In October 2012, the benefits provider learned Lemesani had been managing five rental homes and running a popcorn business, so it determined he had demonstrated an ability to return to work. Lowerys had a position available, but Lemesani provided a doctor’s note saying he wasn’t ready to return to work and he couldn't work around other people because of his anxiety disorder and depression. The benefits provider terminated his benefits and, with no further medical information offered, Lowerys terminated his health benefits on June 30, 2013 — it had been paying the full premiums since Lemesani had been off work.
Lemesani sued for wrongful and constructive dismissal, claiming his anxiety attack was caused by continuing harassment he suffered at work from Scott Christie and his brother. He cited the contracting invoice dispute, the cottage party exclusion, the bonus alteration, and withdrawal of leasing schedules as incidents of harassment, and also claimed Lowerys withdrew his expense account, which cost him valuable face-to-face time and limited his interaction with clients, and withdrew permission to travel to other areas in northern Ontario. Lemesani claimed 20 months’ salary in lieu of notice, $40,000 in human rights damages, and $60,000 in aggravated damages.
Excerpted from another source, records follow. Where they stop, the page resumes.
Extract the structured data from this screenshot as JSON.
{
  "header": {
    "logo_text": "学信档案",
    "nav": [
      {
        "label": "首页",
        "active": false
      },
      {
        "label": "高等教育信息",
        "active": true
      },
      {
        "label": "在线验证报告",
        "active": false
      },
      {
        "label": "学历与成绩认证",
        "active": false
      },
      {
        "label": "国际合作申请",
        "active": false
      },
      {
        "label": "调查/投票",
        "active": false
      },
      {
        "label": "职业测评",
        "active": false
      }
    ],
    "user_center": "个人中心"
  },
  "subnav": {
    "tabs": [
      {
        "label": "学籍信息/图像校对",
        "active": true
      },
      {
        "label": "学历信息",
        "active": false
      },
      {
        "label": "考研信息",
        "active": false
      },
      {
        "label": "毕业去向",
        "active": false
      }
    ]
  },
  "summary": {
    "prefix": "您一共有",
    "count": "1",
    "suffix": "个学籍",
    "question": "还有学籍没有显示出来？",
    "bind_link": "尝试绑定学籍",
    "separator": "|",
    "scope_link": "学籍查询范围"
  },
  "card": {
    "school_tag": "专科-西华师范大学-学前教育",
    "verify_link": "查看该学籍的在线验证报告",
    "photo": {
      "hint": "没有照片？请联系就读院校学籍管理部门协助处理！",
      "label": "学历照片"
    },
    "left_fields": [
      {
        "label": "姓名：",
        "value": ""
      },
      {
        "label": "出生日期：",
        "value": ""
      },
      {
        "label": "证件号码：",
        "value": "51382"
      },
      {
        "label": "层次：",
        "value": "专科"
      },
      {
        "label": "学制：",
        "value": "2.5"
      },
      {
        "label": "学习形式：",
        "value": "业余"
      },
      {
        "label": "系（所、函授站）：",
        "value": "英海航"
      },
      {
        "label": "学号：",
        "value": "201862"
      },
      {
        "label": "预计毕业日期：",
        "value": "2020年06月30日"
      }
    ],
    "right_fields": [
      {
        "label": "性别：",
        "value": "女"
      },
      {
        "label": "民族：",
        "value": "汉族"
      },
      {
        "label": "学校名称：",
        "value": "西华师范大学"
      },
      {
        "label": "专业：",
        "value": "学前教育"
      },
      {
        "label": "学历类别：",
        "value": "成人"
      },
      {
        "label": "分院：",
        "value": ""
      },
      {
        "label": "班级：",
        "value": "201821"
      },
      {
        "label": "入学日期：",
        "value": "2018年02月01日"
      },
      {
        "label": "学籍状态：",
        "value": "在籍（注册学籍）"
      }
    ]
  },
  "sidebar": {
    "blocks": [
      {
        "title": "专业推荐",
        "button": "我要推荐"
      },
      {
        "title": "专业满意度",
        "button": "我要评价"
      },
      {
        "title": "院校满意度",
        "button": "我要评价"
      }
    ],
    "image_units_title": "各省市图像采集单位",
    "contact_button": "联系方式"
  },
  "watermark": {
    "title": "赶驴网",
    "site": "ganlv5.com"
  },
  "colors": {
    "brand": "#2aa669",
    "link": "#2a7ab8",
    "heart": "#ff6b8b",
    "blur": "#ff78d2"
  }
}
Lowerys argued sales representatives didn’t have expense accounts and Lemesani could only expense costs for clients with prior approval. It also said Lemesani only temporarily travelled monthly to other areas in northern Ontario to cover for a sales representative who left the company. Once staff were hired in the area, there was no longer any need to send Lemesani, whose sales there were “anemic” anyway, said his manager.
Lemesani also reported that his manager directed him not to sell office furniture, which would limit his income. This was another instance of harassment, said Lemesani. However, the manager stated that Lemesani’s assignment was to sell copiers and only sales representatives in remote areas were to sell all product lines. Selling furniture took away from Lemesani’s time selling copiers and other office machines.
The court found there was no workplace harassment, as Lowerys had reasonable explanations for all of the situations that Lemesani claimed were harassment. In addition, Lemesani’s claims were inconsistent and not credible. It also found Lowerys was willing to accommodate him when he wanted to return to work, but Lemesani didn’t provide medical information or try to return to work as part of the accommodation process — even though he was working in property management and running a business while on medical leave. As a result, there was no basis for human rights or aggravated damages — particularly since Lowerys continued to pay health benefits for some time after Lemesani ended his active employment — and Lowerys was only responsible for reasonable notice.
Since Lemesani had 15 years of service, wasn’t a supervisor and was 49 when terminated, the court found he was entitled to 10 months’ pay in lieu of notice, minus his earnings from his own company and his property management work.
For more information see:
• Lemesani v. Lowerys Inc., 2017 CarswellOnt 5767 (Ont. S.C.J.).